Error Message Guidelines

This guide is a reference for composing standardized and actionable error messages in Apache Spark.

Include What, Why, and How

Exceptions thrown from Spark should answer the Five W’s and How:

  • Who encountered the problem?
  • What was the problem?
  • When did the problem happen?
  • Where did the problem happen?
  • Why did the problem happen?
  • How can the problem be solved?

The context provided by exceptions can help answer who (usually the user), when (usually included in the log via log4j), and where (usually included in the stack trace). However, these answers alone are often insufficient for the user to solve the problem. An error message that answers the remaining questions — what, why, and how — minimizes user frustration.

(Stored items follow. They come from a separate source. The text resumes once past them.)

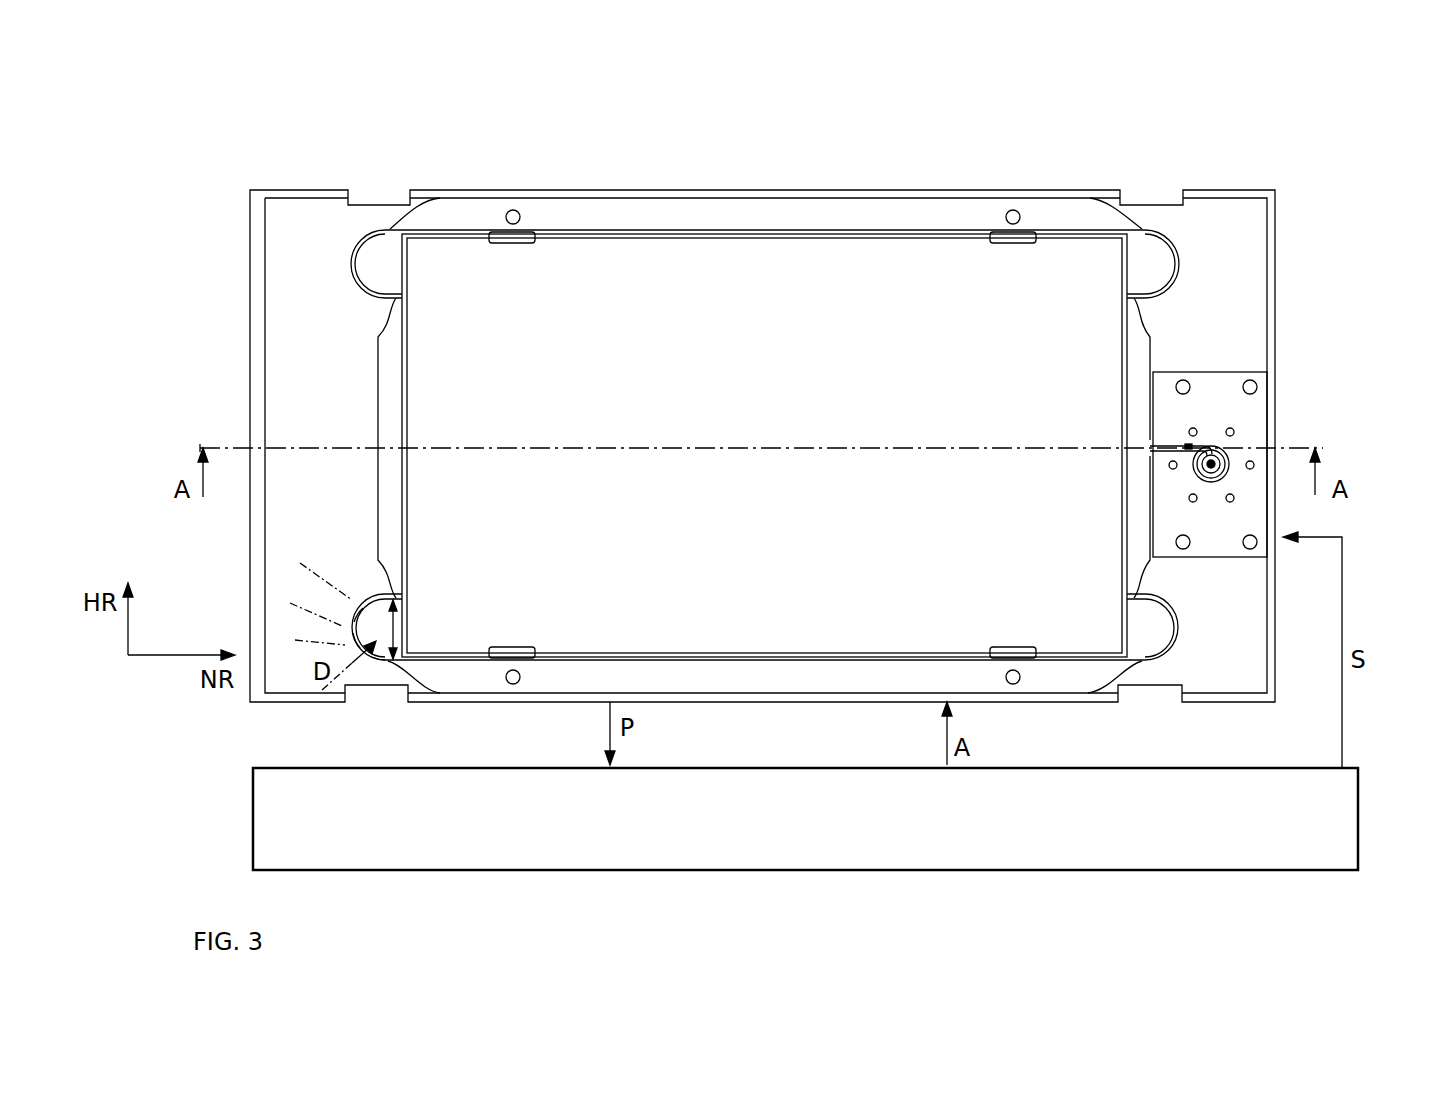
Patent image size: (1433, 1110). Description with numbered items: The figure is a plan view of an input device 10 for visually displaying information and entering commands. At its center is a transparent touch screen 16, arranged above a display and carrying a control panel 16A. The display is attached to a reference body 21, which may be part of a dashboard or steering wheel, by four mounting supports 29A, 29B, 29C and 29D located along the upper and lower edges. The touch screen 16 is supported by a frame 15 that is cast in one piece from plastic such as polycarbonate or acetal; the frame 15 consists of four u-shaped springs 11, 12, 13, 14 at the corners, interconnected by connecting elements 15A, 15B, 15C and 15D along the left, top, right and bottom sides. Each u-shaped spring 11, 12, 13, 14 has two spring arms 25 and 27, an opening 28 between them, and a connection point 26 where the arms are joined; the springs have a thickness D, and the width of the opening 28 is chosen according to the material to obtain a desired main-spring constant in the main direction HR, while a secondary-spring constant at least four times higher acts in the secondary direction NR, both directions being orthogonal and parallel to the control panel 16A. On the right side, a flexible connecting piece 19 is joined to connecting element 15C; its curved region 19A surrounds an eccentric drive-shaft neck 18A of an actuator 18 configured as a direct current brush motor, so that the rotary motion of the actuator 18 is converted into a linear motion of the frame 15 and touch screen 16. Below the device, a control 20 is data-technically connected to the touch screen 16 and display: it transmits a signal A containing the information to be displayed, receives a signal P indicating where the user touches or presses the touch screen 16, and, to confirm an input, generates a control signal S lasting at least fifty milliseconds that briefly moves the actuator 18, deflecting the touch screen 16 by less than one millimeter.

The input device 10 is at (1007, 162).
The u-shaped spring 11 is at (1175, 264).
The u-shaped spring 12 is at (358, 248).
The u-shaped spring 13 is at (382, 595).
The u-shaped spring 14 is at (1171, 633).
The frame 15 is at (805, 430).
The connecting element 15A is at (388, 357).
The connecting element 15B is at (778, 215).
The connecting element 15C is at (1138, 350).
The connecting element 15D is at (792, 675).
The touch screen 16 is at (613, 293).
The control panel 16A is at (885, 295).
The actuator 18 is at (1233, 385).
The eccentric drive-shaft neck 18A is at (1214, 466).
The connecting piece 19 is at (1198, 443).
The curved region 19A is at (1220, 455).
The control 20 is at (770, 831).
The reference body 21 is at (300, 663).
The spring arm 25 is at (356, 613).
The connection point 26 is at (358, 638).
The spring arm 27 is at (382, 663).
The opening 28 is at (395, 627).
The mounting support 29A is at (522, 237).
The mounting support 29B is at (1020, 237).
The mounting support 29C is at (1020, 655).
The mounting support 29D is at (515, 655).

Explicitly answer What, Why and How

In many cases, the error message should explicitly answer what, why, and how.

Example 1

Unable to generate an encoder for inner class {} without access to the scope that this class was defined in. Try moving this class out of its parent class.

  • What: Unable to generate encoder inner class.
  • Why: Did not have access to the scope that the class was defined in.
  • How: Try moving this class out of its parent class.
Example 2

If the proposed fix (how) feels arbitrary, providing an explanation for why the error occurred can reduce user frustration.

Before

Unsupported function name {}.

  • What: Unsupported function name.
  • Why: Unclear.
  • How: Unclear.

After

Function name {} is invalid. Temporary functions cannot belong to a catalog. Specify a function name with one or two parts.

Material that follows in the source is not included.